Il s’agit donc de réunir les conditions qui donneront à ce patient les chances les plus grandes de guérison ou d’atténuation de sa souffrance. Le
« tout attendre » dont il est question ne saurait en aucun cas signifier une garantie de guérison dans la mesure où l’art est humble et la science
limitée.
Le législateur du 4 /03 /2002 (loi relative aux droits des patients et à la qualité du système de santé) définit l’obligation régalienne de moyens
dévolue au médecin comme la nécessité de délivrer « les soins les plus appropriés… au regard des connaissances médicales avérées... ».
Cela correspond à la définition jurisprudentielle des soins « consciencieux, attentifs et conformes aux données actuelles de la science. »

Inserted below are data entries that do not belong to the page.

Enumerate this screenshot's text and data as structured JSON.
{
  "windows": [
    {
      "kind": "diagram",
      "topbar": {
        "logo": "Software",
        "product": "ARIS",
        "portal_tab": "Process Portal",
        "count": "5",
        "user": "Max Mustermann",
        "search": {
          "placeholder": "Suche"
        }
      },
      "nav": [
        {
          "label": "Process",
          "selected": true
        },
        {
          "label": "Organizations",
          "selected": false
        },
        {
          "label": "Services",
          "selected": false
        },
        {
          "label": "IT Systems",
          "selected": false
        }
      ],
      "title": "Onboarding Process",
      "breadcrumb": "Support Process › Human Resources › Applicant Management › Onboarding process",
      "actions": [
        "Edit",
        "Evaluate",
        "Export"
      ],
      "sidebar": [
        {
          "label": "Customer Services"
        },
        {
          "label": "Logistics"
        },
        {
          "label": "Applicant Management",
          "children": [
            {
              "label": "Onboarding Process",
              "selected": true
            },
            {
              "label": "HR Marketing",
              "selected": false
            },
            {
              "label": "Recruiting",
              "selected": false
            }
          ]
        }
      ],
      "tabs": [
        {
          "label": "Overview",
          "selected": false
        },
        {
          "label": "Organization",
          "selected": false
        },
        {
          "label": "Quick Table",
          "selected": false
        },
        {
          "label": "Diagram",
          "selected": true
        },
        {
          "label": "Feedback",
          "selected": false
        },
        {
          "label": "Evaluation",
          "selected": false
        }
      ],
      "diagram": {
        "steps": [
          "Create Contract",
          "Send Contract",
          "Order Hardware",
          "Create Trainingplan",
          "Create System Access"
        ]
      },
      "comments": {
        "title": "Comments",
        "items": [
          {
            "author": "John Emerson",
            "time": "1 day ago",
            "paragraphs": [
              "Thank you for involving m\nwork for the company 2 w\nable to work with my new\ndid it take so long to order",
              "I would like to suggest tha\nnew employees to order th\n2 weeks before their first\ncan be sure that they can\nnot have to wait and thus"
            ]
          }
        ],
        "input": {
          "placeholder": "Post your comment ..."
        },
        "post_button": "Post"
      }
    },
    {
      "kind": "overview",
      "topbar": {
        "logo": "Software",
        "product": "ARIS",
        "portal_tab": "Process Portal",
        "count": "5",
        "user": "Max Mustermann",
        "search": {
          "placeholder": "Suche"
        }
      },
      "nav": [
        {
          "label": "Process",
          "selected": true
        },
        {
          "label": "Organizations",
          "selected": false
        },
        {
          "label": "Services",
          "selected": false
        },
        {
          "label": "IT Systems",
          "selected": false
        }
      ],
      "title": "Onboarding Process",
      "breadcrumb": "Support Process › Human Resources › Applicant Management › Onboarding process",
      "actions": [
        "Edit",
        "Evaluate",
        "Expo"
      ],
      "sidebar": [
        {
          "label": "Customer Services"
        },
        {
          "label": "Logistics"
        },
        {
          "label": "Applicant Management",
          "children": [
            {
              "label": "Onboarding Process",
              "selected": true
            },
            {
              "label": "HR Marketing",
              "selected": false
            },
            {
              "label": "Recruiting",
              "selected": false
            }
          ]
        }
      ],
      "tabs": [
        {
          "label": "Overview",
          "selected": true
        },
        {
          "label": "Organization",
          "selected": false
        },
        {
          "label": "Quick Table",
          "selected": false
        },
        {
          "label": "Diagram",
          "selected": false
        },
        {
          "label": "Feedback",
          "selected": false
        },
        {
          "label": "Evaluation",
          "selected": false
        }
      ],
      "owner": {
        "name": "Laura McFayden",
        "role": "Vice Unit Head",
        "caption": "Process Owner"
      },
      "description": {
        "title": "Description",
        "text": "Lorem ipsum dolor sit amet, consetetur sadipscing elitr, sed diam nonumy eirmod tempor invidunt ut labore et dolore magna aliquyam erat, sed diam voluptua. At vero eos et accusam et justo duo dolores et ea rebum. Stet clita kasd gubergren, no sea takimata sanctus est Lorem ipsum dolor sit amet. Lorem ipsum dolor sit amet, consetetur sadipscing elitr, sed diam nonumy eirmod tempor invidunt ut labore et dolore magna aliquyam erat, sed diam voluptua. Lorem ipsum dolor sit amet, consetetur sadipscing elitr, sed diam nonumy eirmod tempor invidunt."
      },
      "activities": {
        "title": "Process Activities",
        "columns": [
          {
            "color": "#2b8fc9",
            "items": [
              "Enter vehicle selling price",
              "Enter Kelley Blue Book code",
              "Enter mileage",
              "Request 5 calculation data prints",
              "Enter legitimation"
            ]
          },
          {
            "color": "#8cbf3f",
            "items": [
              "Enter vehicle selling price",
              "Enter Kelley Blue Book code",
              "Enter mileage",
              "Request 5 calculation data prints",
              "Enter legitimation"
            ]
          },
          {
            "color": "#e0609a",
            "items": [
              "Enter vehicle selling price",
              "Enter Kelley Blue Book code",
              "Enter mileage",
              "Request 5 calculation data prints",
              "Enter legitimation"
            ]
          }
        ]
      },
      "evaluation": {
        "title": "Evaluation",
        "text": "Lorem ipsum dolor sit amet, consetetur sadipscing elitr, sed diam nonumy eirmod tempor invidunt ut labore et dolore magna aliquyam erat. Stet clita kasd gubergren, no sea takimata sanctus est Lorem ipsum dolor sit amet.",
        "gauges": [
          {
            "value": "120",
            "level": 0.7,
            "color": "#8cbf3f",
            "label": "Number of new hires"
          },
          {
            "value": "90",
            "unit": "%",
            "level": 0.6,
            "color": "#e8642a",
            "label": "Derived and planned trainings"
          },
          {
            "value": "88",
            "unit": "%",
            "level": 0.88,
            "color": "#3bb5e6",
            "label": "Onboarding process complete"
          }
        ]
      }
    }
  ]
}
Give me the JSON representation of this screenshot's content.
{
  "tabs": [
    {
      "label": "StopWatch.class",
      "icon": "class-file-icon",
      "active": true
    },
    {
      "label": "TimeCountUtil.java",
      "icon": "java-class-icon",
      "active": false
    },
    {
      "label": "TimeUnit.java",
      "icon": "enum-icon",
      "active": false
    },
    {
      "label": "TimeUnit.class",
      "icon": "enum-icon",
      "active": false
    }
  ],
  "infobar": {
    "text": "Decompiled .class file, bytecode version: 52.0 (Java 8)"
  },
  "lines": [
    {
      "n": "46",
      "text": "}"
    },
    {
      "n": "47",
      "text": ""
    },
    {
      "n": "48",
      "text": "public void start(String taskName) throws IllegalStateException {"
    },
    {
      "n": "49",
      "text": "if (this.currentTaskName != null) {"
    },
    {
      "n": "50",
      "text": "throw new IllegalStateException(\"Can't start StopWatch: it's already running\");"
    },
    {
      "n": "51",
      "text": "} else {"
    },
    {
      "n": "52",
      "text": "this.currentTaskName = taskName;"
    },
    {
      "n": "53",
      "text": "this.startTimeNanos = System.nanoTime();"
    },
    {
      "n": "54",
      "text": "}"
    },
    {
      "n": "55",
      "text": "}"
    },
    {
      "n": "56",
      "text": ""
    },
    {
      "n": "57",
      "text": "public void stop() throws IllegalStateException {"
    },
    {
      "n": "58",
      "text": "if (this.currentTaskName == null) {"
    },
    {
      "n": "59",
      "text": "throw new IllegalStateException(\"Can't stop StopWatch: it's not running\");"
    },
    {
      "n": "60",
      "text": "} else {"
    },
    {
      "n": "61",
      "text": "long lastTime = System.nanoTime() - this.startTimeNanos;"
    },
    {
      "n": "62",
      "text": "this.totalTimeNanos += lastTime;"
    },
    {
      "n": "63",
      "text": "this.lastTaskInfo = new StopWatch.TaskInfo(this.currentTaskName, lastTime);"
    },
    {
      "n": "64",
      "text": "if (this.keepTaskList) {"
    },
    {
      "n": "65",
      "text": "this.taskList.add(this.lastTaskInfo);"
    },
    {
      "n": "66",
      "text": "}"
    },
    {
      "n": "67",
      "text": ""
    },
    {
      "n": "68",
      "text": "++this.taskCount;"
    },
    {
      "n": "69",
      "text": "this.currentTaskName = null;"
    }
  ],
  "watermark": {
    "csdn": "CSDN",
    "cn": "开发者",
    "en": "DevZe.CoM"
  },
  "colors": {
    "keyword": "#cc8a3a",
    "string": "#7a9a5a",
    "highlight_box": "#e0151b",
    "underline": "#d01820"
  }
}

On ne sanctionne pas l’échec mais les conditions ayant conduit à celui-ci. Dans l’affaire qui nous occupe, l’échec est là, patent, lourd de
conséquences. Néanmoins pour les juges, il est le résultat d’une inconnue scientifique ; résultat inévitable en dépit du comportement
irréprochable du médecin.
Qui plus est, cette affaire touche à la psychiatrie, domaine où la pose d’un diagnostic peut s’avérer encore plus aléatoire que pour d’autres
spécialités tant la part d’inconnue propre au psychisme reste étendue, a fortiori face à une pathologie éminemment difficile à révéler.
L’arrêt rendu par la Cour de cassation se situe dans le prolongement des décisions antérieures en matière de distinction entre erreur et faute.
La stabilité de la jurisprudence en la matière crée les conditions d’une meilleure adhésion à ce fragile équilibre.